In december 2015 werd het huidige asielbeleid voor Irak afgekondigd. In oktober 2015 eindigde het besluit -en vertrekmoratorium, dat was ingesteld vanwege de slechte veiligheidssituatie in die gebieden in Centraal-Irak waar IS vaak de macht had. Sindsdien worden asielaanvragen van Irakezen individueel beoordeeld, waarbij de Immigratie- en Naturalisatiedienst (IND) voor veel Irakezen een verblijfsalternatief in Bagdad en/of in Zuid-Irak aanneemt. Dit verblijfsalternatief is echter zeer discutabel. 

 

Standpunten UNHCR en BuiZa
Het standpunt van het Hoge Commissariaat voor de Vluchtelingen van de Verenigde Naties (UNHCR) van mei 2016 is dat, in het licht van de massale binnenlandse ontheemding verbonden aan de grootschalige humanitaire crisis, de groeiende sektarische spanningen en de gerapporteerde toegangsrestricties, er in principe geen binnenlands vlucht- of vestigingsalternatief is voor asielzoekers uit Irak. 

In het actuele reisadvies van Buitenlandse Zaken wordt afgeraden om naar Bagdad te reizen; wie er al verblijft wordt geadviseerd zich alleen in speciaal beveiligde voertuigen en met beveiligers te verplaatsen.
De recente bomaanslagen in Bagdad, waarbij meer dan 200 doden vielen, tonen opnieuw aan dat het nog allerminst veilig is in Bagdad.  

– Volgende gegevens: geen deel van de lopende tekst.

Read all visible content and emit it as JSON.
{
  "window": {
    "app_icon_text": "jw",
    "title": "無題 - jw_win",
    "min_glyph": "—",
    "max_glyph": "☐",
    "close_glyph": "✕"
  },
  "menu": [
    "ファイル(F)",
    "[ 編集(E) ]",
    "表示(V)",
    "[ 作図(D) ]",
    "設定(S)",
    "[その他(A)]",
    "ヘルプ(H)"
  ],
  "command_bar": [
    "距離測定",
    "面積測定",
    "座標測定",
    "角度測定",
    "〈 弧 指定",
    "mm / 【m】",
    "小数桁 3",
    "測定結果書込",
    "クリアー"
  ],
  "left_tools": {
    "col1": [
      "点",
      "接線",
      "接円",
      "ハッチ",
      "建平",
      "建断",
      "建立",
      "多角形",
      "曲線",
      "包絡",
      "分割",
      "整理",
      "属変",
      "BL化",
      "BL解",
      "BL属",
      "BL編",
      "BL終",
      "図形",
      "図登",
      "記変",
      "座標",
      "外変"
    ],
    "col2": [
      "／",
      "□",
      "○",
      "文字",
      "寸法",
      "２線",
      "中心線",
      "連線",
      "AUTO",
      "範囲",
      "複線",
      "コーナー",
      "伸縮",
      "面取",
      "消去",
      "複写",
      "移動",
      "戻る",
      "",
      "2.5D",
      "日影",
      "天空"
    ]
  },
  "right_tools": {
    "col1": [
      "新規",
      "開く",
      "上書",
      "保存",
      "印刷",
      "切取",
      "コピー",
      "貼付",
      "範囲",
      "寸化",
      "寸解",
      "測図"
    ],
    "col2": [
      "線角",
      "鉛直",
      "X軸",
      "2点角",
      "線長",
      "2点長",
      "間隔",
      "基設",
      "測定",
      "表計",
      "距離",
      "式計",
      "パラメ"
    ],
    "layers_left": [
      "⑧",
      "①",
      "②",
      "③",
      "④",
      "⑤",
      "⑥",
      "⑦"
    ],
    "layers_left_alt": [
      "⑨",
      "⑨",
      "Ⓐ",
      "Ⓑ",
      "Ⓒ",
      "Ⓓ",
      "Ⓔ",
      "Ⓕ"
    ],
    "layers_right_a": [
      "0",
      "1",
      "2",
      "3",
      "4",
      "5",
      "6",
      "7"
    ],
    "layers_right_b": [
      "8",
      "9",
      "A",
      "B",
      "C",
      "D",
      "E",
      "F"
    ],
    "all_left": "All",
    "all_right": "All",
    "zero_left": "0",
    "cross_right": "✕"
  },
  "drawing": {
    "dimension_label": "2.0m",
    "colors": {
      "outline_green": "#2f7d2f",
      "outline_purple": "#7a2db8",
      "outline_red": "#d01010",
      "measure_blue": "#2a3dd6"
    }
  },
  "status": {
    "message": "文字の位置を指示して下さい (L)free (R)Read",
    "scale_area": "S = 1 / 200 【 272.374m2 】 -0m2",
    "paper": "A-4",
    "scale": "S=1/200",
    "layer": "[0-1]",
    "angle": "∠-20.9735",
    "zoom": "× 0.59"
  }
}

Al 15 jaar wisselvallig beleid
Zoals eerder gemeld in het bericht van 15 oktober 2014 is het asielbeleid t.a.v. Centraal- en Zuid-Irak sinds het van kracht worden van de Vreemdelingenwet 2000 (in april 2001) nogal eens gewijzigd. Vanwege deze wijzigingen is er inmiddels een vrij grote groep Irakezen die al jarenlang in Nederland verblijft, maar nog altijd geen verblijfsvergunning heeft.  Een deel van deze groep verbleef enige tijd geleden in de tentenkampen in Ter Apel en Den Haag en dreigt als gevolg van het huidige Irak-beleid inmiddels weer opnieuw op straat terecht te komen. Een overzicht:


9 december 2015: De staatssecretaris schrijft aan de Kamer dat hij in vijf provincies en (delen van) de ring rond Bagdad uitgaat van een 'uitzonderlijke geweldssituatie' (art 15c van de EU kwalificatierichtlijn), waarbij Bagdad en/of Zuid-Irak in veel gevallen als verblijfsalternatief wordt gezien.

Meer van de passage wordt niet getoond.